Jarred Sauerkraut by Sarica Cernohous, L.Ac.

  • 2 medium heads of cabbage, one pureed or pulverized, the other shredded
  • 1 English cucumber, shredded
  • 3 spring onions, pureed or pulverized
  • 1 red or yellow bell pepper, pureed or pulverized
  • 8-9 small carrots (approximately 1.5 cups), shredded
  • 2 cups spinach, pureed or pulverized
  • 4-5 tablespoons sea salt
  • 2 Quart-sized Mason Jars, or 1 half-gallon Mason Jar
  1. Using the blade attachment on a food processor, pulverize chunks of cabbage (or shred the cabbage, then pound it with a meat cleaver in a sturdy, flat-yet-bowled-dish, allowing the juices within the cabbage to be released).
  2. Once complete, pour out into a large, non-plastic bowl, then pulverize the onions, pepper and spinach, and scoop this mixture onto the pulverized cabbage.
  3. Attach the shredding component to the processor. Shred the other head of cabbage, cucumber and carrots (or shred manually). Pour mixture onto the pulverized mixture, sprinkle with Celtic sea salt and mix well.
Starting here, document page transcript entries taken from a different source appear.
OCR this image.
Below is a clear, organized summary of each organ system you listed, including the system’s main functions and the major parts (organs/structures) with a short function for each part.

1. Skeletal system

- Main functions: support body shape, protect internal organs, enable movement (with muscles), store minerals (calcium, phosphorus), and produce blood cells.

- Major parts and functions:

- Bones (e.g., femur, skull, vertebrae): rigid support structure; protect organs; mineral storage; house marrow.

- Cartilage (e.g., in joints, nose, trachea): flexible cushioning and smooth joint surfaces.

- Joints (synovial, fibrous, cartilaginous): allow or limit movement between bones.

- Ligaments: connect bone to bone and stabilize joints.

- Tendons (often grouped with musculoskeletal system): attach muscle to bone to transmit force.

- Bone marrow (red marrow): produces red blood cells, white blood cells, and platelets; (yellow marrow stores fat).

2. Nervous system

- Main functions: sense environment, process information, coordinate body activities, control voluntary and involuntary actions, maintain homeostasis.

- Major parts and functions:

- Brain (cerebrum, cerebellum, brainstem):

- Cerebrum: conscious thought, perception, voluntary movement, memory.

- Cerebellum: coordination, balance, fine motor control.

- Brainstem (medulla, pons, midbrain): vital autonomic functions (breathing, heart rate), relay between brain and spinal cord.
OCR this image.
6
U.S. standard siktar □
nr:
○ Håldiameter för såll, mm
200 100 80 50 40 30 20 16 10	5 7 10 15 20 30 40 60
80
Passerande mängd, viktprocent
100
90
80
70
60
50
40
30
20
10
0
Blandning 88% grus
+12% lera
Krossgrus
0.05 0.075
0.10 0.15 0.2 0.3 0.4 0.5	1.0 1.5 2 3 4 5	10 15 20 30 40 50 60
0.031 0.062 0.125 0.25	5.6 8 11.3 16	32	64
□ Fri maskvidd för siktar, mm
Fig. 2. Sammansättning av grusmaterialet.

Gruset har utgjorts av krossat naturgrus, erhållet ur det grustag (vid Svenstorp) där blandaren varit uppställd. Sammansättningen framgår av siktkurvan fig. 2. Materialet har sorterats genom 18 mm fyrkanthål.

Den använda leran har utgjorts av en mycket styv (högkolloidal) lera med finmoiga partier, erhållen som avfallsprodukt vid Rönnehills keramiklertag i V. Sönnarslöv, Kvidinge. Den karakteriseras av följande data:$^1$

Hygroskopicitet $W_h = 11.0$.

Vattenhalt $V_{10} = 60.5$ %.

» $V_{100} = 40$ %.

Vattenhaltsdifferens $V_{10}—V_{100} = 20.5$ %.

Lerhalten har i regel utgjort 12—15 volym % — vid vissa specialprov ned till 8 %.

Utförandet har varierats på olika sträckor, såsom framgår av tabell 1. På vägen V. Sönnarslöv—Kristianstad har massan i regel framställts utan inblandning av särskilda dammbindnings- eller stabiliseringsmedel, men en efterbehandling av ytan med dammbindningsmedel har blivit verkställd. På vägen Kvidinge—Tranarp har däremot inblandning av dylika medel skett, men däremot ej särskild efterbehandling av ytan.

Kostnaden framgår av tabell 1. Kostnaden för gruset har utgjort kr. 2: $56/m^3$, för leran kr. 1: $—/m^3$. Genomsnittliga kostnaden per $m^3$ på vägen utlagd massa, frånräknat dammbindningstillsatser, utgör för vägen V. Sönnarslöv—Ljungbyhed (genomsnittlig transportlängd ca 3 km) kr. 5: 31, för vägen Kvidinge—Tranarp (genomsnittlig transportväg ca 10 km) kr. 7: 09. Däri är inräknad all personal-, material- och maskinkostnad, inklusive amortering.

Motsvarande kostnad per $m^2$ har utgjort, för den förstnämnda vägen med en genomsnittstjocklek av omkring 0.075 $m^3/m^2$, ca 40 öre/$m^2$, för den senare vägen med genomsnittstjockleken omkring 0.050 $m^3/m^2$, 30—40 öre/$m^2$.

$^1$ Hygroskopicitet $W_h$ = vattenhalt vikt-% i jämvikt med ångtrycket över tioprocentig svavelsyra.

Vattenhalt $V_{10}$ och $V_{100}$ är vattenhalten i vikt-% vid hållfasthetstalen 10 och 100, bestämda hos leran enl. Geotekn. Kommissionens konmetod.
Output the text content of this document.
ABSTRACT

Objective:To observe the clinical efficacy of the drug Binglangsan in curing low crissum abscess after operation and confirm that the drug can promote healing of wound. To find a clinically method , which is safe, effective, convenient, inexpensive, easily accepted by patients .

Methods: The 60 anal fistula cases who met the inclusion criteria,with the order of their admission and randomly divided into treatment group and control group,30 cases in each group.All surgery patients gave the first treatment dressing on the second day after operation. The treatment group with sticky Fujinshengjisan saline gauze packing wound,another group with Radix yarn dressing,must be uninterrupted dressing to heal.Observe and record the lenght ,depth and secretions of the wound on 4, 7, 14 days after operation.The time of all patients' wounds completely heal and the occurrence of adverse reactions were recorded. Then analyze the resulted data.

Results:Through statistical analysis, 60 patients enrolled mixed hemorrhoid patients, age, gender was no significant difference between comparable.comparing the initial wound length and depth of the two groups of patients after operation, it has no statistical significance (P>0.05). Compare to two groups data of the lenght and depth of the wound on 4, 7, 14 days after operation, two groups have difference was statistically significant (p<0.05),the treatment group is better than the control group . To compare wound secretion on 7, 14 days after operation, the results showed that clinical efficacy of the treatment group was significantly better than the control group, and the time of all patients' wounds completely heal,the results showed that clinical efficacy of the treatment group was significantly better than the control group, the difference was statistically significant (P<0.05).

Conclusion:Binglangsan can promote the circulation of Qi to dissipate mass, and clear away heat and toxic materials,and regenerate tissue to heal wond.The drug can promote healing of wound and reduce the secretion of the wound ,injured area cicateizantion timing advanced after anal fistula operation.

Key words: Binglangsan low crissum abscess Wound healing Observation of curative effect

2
  4. Allow all ingredients to sit a few minutes, for the salt to release the juices from the vegetables. When you see pools of liquid in the mixture, carefully transfer into clean glass jars, compressing the mixture, making sure all the vegetables are covered by their juices by at least an inch. Allow at least another inch of space at the top for the mixture to rise a little during the fermentation process.
  5. Place in a dark, cool cupboard and do not disturb for at least three days (a week if putting everything into one, big, half-gallon jar), during which the lacto-fermentation process will be underway.
  6. When complete, remove from the cupboard for storage in the refrigerator. Be careful when removing the lid–carbonation from the fermentation process may very likely give rise to juices spilling over the top.
  7. Enjoy! Plan to consume in its entirety within two weeks, so that the healthy bacteria remains strong.
  8. Makes approximately 1/2 gallon.